GRU training accuracy collapses mid-run, test accuracy plateaus at 84% — related?

Training a 2-layer GRU on IMDB for sentiment classification. Using BERT tokenizer (just for tokenization, not the BERT model), embedding dim 128, hidden dim 256, dropout 0.5, Adam lr=1e-3, weight_decay=1e-5, BCEWithLogitsLoss, batch size 256, max length 500.

Training accuracy climbs to ~99% by epoch 25, then crashes back to ~51% at epoch 27 within the same run. After the crash it slowly recovers to ~73% by epoch 50. Best checkpoint gives 84% test accuracy.

Questions:

  1. What’s causing the mid-run collapse?

  2. Is the collapse limiting my max accuracy, i.e. would fixing it push beyond 84%?

  3. Or is 84% just the ceiling for this architecture on IMDB?

Would you mind sharing the implementation of your model? The behavior of the training loss does look a bit odd :).

In general, a test accuracy of 84% (assuming a balanced dataset) looks good to me. Keep in mind the sentiment is often subjective where you not always get a perfect agreement when you give the same input to different annotators.

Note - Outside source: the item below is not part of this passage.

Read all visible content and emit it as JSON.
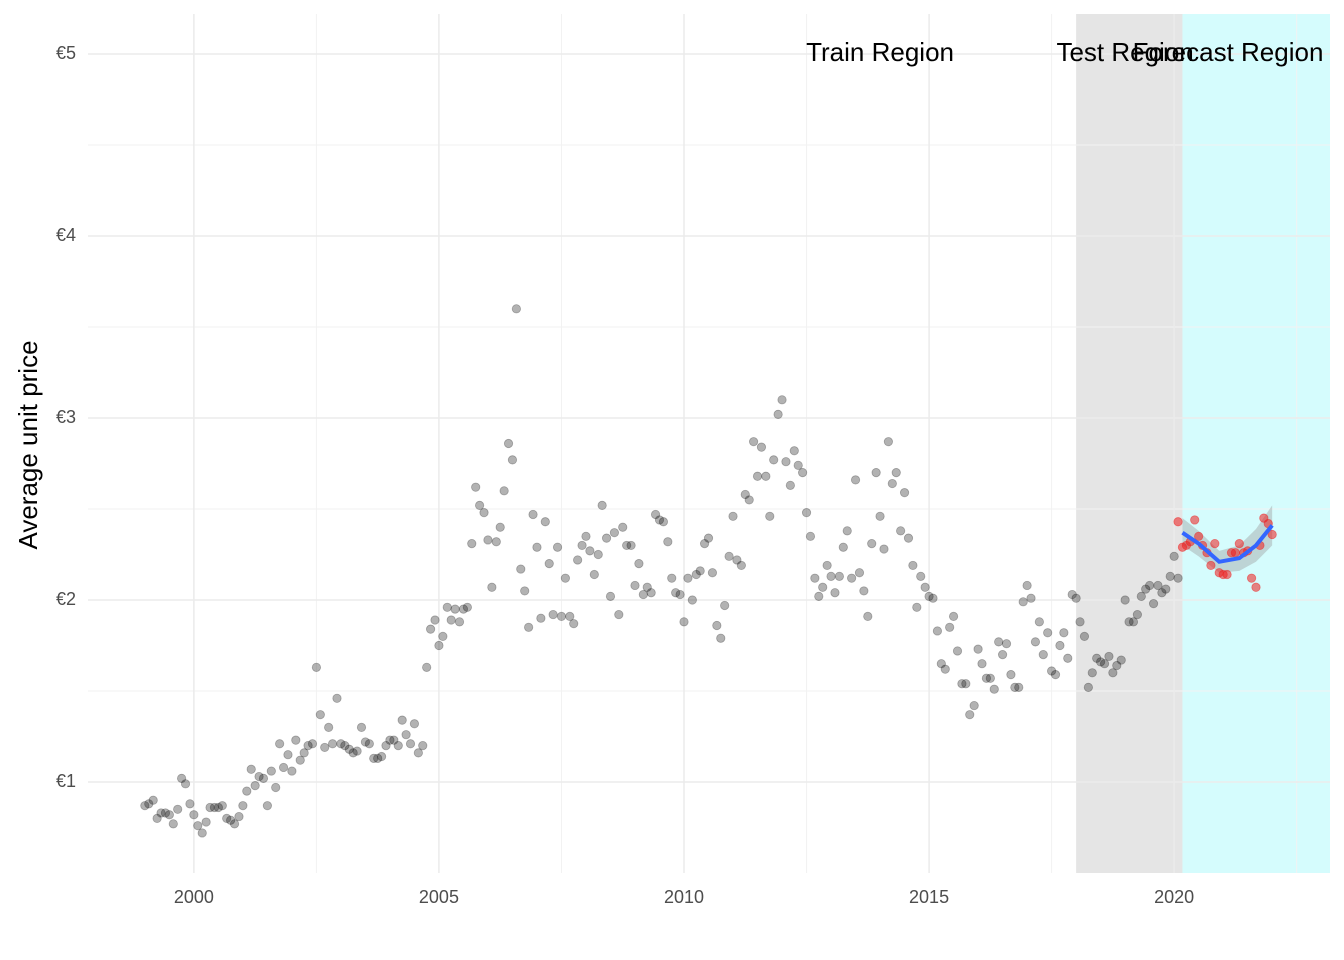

Did you try a single-layer GRU? Simpler models typically show more “stable“ trends in the training loss.

Yeah sure
Here’s the implementation:

Model:

class SentimentAnalysisModel(nn.Module):
    def __init__(self,vocab_size,embedding_dim=128,hidden_dim=256,num_layer=2,pad_id=0,dropout=0.5):
        super().__init__()
        self.embedding=nn.Embedding(vocab_size,embedding_dim,padding_idx=pad_id)
        self.GRU=nn.GRU(embedding_dim,hidden_dim,num_layer,batch_first=True,dropout=dropout)
        self.linear=nn.Linear(hidden_dim,1)
    def forward(self,input_ids):
        embedded=self.embedding(input_ids)
        output,hidden=self.GRU(embedded)
        last_hidden=hidden[-1]
        out=self.linear(last_hidden)
        return out
        

Training loop:

# loss1=[] #Only initialize these lists once, First Time, to avoid resetting the checkpoint values
# epoch1=[]
# accuracy=[]
best_val_loss=float('inf')
for epoch in tqdm(range(start_index, start_index)): # Change the range to start_index + number_of_epochs to continue training for more epochs
    loss_epoch=0
    count=0
    accuracy_epoch=0
    total=0
    valid_loss_acc=0
    valid_count=0
    model.train()
    for x,y in train_dataloader:
        x=x.to(device)
        y=y.to(device)
        optimizer.zero_grad()
        output=model(x)
        loss=loss_fn(output,y)
        loss.backward()
        optimizer.step()
        loss_epoch+=loss.item()
        accuracy_epoch+=Accuracy(y,output)
        total+=y.size(0)
        count+=1
    loss1.append(loss_epoch/count)
    epoch1.append(epoch)
    accuracy.append(accuracy_epoch/total)
    model.eval()
    for x,y in validation_dataloader:
        with torch.inference_mode():
            x=x.to(device)
            y=y.to(device)
            valid_output=model(x)
            valid_loss_acc+=loss_fn(valid_output,y).item()
            valid_count+=1
    valid_loss=valid_loss_acc/valid_count
    if valid_loss<best_val_loss:
        best_val_loss=valid_loss
        torch.save({
            'epoch': epoch,
            'model_state_dict': model.state_dict(),
            'optimizer_state_dict': optimizer.state_dict(),
            'loss': loss_epoch/count,
            'accuracy': accuracy,
            'epoch1': epoch1,
            'loss1': loss1
        },"/content/drive/MyDrive/RNN/IMDB/checkpoint.pth")

Loss/optimizer:

optimizer=torch.optim.Adam(model.parameters(),lr=1e-3,weight_decay=1e-5)
loss_fn=nn.BCEWithLogitsLoss()

I’ve never encountered something like this before. I think it’s the high dropout value thats pushing the model off the minima, but I am not sure.

Would appreciate any suggestions on what might be causing the instability.

I’ll also try a single-layer GRU as you suggested.